Many of the parents who come to us here at Futterman, Sirotkin, and Seinfeld looking to pursue compensation following a birth injury to their children often feel conflicted. While they love their children immensely, handling the expenses that result from their injuries can be financially and emotionally difficult. Shoulder dystocia is an example of just such an injury.

Shoulder dystocia occurs when a baby’s shoulder becomes stuck on the mother’s pubic bone during the delivery. As a result, inordinate pressure is placed not only on the baby’s shoulder, but his or her lungs and the umbilical cord become compressed, as well. This compression deprives the baby of vital oxygen, while the pressure on his or her shoulder can cause damage to the brachial plexus. According to the Journal of Prenatal Medicine, shoulder dystocia occurs in 0.6 to 3.0 percent of all vaginal deliveries. The net result of this condition can be temporary or permanent arm or shoulder paralysis, or even brain damage should the baby be deprived of oxygen long enough.

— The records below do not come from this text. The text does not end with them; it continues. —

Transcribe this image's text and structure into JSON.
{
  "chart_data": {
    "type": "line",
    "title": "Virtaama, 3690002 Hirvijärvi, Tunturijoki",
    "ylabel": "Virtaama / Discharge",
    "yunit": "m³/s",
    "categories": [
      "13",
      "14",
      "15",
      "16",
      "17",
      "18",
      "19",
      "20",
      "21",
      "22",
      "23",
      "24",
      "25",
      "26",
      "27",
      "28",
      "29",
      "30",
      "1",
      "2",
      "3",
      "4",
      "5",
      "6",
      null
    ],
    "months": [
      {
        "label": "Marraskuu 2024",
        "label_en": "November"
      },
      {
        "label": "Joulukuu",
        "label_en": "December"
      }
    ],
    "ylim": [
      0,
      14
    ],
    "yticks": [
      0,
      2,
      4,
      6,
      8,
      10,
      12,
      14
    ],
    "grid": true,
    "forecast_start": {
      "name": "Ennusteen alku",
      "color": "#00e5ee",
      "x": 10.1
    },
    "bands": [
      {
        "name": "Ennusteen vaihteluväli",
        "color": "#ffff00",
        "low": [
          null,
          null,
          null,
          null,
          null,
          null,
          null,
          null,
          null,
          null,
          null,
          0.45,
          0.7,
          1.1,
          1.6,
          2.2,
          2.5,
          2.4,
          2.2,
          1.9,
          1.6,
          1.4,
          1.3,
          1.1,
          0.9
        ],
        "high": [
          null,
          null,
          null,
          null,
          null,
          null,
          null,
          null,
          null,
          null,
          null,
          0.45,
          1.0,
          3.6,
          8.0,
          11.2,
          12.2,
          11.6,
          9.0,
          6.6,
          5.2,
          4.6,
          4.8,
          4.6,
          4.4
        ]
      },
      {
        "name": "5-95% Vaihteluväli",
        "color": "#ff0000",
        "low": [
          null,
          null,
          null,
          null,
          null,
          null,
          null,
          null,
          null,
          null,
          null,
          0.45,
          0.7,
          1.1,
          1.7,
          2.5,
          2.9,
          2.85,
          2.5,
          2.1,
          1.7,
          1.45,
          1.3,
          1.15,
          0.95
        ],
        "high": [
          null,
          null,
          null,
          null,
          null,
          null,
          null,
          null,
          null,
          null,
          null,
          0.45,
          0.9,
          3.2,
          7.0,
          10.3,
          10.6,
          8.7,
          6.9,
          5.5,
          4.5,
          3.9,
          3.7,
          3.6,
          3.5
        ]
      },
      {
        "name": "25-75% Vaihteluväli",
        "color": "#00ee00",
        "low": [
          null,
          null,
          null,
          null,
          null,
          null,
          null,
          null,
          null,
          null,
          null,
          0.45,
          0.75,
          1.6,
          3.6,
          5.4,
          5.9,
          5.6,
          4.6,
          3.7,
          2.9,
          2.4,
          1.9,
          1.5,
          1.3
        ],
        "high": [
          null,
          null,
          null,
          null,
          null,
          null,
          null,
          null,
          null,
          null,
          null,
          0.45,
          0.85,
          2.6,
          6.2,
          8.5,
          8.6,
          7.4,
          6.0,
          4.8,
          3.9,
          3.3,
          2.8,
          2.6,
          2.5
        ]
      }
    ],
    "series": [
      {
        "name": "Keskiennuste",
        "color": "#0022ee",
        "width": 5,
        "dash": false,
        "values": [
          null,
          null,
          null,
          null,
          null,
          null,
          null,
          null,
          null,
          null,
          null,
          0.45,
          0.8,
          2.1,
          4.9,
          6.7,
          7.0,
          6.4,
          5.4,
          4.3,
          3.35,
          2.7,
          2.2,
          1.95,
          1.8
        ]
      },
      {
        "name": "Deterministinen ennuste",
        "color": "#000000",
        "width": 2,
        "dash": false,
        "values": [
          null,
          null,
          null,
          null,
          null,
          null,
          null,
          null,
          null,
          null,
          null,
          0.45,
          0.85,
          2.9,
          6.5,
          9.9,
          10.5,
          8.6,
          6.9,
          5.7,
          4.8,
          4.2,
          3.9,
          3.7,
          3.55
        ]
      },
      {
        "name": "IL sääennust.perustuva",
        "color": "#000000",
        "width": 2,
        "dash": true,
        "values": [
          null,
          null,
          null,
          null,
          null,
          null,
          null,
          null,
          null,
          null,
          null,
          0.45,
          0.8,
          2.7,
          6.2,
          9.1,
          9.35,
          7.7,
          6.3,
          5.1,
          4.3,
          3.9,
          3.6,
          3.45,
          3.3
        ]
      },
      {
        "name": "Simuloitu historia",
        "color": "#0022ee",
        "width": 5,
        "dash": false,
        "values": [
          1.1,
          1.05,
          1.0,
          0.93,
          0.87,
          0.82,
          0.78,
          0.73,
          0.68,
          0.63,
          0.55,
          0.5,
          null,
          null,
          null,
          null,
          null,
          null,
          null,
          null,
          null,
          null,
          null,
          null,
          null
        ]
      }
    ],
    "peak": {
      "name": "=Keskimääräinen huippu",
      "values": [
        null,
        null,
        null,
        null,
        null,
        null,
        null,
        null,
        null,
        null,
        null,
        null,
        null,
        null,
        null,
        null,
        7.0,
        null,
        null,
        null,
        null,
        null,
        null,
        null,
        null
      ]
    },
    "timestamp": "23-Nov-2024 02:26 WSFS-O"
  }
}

Doctors, nurses, and other health care providers should be trained in recognizing the signs and symptoms of this condition and be prepared to intervene if necessary. The telltale sign of shoulder dystocia is a stalled delivery after the baby’s head has emerged from the birth canal. When this occurs, parents should expect to see extra staff called in to assist in repositioning the mother to assist with the delivery, as well as a pediatrician to monitor the condition of the baby. A delay calling for such assistance by a doctor could prove costly.